Anticholinergic drugs can neutralize the effect of the MOTILUM. The oral bioavailability of the MOTILUM decreases after previous administration of cimetidine or sodium bicarbonate. Do not take antacid and antisecretory drugs at the same time as Motilium, as they reduce its bioavailability after ingestion (see section "Special instructions").
The main role in the metabolism of domperidone is played by the isoenzyme CYP3A4. results research in vitro and clinical experience show that simultaneous use of drugs that significantly inhibit this isoenzyme may cause an increase in domperidone concentrations in plasma. Among the strong inhibitors CYP3A4 relate:
- Azole antifungal drugs, such as fluconazole *, itraconazole, ketoconazole * and voriconazole *;
- Antibiotics-macrolides, for example clarithromycin * and erythromycin *;
- HIV protease inhibitors, for example amprenavir, atazanavir, fosamprenavir, indinavir, nelfinavir, ritonavir and saquinavir;
- Calcium antagonists, such as diltiazem and verapamil;
- Amiodarone *;
- Aprepitant;
- Nefazodone.
(Drugs marked with an asterisk, in addition, extend the interval QTc (cm.section "Contraindications")).
In a number of studies on the pharmacokinetic and pharmacodynamic interactions of domperidone with oral ketoconazole and oral erythromycin in healthy volunteers, it has been shown that these drugs significantly inhibit the primary metabolism of domperidone, carried out by the isoenzyme CYP3A4.
When simultaneous administration of 10 mg of domperidone 4 times a day, and 200 mg of ketoconazole 2 times daily observed lengthening the interval QTc on average by 9.8 ms during the whole observation period, at some moments the changes varied from 1.2 to 17.5 ms. With simultaneous administration of 10 mg of domperidone 4 times a day and 500 mg of erythromycin 3 times a day, the interval QTc on average by 9.9 ms during the whole period of observation, at some moments the changes varied from 1.6 to 14.3 ms. In each of these studies, Cmax and AUC domperidone were increased approximately three times (see the section "Contraindications").

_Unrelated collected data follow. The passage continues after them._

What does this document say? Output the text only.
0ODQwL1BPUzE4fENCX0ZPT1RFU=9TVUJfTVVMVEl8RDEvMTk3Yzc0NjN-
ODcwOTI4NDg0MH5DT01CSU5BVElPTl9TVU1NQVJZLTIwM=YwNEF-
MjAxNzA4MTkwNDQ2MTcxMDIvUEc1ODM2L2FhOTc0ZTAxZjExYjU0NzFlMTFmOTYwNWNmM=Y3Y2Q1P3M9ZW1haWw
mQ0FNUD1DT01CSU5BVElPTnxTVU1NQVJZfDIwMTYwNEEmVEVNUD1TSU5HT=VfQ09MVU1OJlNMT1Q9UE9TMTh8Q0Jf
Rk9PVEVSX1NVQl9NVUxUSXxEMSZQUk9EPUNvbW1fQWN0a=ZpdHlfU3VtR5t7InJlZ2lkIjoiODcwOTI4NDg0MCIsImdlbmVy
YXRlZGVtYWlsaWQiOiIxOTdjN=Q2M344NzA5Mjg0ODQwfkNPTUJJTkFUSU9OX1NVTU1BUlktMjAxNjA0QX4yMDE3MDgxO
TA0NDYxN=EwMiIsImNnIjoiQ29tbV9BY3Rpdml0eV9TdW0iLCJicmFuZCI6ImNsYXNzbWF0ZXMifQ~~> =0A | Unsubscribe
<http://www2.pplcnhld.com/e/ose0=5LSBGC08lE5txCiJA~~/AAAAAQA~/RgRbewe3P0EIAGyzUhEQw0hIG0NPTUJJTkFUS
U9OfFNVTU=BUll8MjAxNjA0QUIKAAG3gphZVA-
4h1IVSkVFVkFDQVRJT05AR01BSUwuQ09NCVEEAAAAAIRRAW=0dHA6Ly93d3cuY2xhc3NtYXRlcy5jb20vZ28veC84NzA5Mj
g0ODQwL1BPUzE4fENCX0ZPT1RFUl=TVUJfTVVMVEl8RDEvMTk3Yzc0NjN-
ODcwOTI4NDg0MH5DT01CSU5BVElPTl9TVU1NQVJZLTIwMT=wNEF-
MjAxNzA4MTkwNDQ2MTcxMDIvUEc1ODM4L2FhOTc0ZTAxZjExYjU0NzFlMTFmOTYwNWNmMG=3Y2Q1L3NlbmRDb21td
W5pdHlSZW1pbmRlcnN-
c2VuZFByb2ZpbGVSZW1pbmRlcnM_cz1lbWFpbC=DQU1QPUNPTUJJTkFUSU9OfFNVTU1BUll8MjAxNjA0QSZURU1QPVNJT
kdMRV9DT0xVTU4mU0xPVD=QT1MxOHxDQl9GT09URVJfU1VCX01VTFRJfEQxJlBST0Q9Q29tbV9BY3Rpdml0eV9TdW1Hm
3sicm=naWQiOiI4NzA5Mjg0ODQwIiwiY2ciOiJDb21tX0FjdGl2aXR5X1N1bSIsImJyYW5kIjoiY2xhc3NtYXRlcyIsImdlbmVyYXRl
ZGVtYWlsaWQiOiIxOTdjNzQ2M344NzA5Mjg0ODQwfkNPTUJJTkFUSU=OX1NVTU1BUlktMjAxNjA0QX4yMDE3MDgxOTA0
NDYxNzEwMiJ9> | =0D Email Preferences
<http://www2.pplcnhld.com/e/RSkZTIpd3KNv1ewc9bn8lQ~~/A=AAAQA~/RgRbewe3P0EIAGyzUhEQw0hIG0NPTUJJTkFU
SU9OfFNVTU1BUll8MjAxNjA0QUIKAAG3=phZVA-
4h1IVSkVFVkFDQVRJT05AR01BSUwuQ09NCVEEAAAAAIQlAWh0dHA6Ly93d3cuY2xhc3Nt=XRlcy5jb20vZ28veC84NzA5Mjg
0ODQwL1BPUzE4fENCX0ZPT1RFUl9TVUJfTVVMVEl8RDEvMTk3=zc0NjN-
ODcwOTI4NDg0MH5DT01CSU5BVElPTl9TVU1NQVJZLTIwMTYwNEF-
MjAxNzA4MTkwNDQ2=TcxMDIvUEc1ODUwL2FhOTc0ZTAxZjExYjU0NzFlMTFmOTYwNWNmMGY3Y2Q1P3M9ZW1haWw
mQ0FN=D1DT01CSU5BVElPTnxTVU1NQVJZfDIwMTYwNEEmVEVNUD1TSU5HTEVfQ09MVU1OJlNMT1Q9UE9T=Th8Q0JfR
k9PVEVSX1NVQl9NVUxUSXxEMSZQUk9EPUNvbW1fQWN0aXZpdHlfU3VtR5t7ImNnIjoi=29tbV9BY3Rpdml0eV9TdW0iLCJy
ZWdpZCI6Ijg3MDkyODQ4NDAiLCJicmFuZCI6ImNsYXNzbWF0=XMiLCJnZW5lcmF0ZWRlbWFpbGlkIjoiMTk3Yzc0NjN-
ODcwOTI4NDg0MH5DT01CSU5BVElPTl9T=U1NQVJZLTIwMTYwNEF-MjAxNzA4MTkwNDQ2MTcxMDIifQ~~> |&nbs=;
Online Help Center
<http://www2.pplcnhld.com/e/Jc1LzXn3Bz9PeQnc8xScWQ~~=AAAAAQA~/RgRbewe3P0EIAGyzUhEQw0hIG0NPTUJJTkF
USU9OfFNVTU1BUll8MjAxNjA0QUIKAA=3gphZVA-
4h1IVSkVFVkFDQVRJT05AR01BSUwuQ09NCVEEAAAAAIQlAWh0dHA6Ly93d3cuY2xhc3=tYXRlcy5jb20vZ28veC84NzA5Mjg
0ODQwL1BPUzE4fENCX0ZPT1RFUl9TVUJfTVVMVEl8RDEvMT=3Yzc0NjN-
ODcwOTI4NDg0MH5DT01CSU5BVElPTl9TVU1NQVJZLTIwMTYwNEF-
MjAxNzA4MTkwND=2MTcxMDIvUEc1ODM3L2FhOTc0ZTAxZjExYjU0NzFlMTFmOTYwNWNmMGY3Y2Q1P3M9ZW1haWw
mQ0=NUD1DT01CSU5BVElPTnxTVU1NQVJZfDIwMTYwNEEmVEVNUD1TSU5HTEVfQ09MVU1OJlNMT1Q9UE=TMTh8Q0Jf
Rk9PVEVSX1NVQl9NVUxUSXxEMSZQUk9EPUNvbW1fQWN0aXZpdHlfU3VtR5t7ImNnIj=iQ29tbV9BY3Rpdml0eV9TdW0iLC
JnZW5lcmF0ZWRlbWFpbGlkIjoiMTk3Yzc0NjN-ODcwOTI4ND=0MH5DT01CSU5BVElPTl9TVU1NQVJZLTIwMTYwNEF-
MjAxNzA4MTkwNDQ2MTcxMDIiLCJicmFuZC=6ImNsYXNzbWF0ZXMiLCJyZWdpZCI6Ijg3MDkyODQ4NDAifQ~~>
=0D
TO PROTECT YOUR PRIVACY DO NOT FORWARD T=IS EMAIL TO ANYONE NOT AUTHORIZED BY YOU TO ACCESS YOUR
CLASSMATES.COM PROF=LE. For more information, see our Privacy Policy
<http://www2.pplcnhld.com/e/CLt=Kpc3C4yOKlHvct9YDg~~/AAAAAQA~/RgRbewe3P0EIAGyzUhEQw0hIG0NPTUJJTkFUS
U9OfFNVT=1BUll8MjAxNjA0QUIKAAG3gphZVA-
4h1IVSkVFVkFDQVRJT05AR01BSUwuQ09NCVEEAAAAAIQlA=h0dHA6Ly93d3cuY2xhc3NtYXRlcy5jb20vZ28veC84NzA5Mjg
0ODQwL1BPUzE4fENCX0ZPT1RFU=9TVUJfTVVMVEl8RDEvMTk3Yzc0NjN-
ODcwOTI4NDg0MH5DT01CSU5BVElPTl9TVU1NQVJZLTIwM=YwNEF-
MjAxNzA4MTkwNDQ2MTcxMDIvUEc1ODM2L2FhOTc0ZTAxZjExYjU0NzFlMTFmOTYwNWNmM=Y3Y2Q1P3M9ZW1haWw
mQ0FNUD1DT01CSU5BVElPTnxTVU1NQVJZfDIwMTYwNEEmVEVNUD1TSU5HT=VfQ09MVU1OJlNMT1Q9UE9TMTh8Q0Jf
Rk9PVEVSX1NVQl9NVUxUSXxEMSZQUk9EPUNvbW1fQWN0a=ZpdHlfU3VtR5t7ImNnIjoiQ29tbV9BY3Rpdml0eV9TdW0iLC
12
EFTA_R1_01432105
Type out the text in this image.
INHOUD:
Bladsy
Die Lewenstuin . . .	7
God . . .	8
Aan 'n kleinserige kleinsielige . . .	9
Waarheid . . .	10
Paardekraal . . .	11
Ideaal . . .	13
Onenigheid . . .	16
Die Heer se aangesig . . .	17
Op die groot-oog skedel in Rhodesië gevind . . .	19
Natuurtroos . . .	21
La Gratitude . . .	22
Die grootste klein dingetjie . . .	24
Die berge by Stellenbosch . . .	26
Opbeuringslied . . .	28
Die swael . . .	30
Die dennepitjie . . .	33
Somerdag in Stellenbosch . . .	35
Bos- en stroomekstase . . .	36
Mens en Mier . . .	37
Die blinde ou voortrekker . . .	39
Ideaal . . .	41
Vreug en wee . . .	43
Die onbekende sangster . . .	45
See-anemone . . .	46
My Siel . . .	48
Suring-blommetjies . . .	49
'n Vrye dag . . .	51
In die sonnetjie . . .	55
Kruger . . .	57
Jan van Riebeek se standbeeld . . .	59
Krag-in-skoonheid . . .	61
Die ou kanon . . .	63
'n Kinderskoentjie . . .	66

At present, it is not known what contribution to changing the interval QTc increased concentrations of domperidone in plasma.
In these studies, monotherapy with domperidone (10 mg four times a day) extended the interval QTc at 1.6 ms (ketoconazole study) and 2.5 ms (erythromycin study), whereas monotherapy with ketoconazole (200 mg twice daily) and monotherapy with erythromycin (500 mg three times a day) resulted in lengthening of the interval QTc at 3.8 and 4.9 msec respectively during the entire observation period.
In another study using multiple doses in healthy volunteers, there was no significant lengthening of the interval QTc during stationary monotherapy with domperidone (40 mg four times a day, total daily dose of 160 mg, which is 2 times the recommended maximum daily dose). At the same time, the concentrations of domperidone in plasma were similar to those in studies of the interaction of domperidone with other drugs.
Theoretically, since MOTILIUM® has a gastrokinetic effect, it could affect the absorption of concomitant oral preparations, in particular, sustained-release preparations or enteric-coated preparations. However, the use of domperidone in patients with paracetamol or digoxin did not affect the level of these drugs in the blood.
MOTILIUM® can be taken at the same time as:
- Neuroleptics, the effect of which it does not increase;
- with dopaminergic receptor agonists (bromocriptine, L-dopa), as it depresses their unwanted peripheral effects, such as digestive disorders, nausea and vomiting, without affecting their central effects.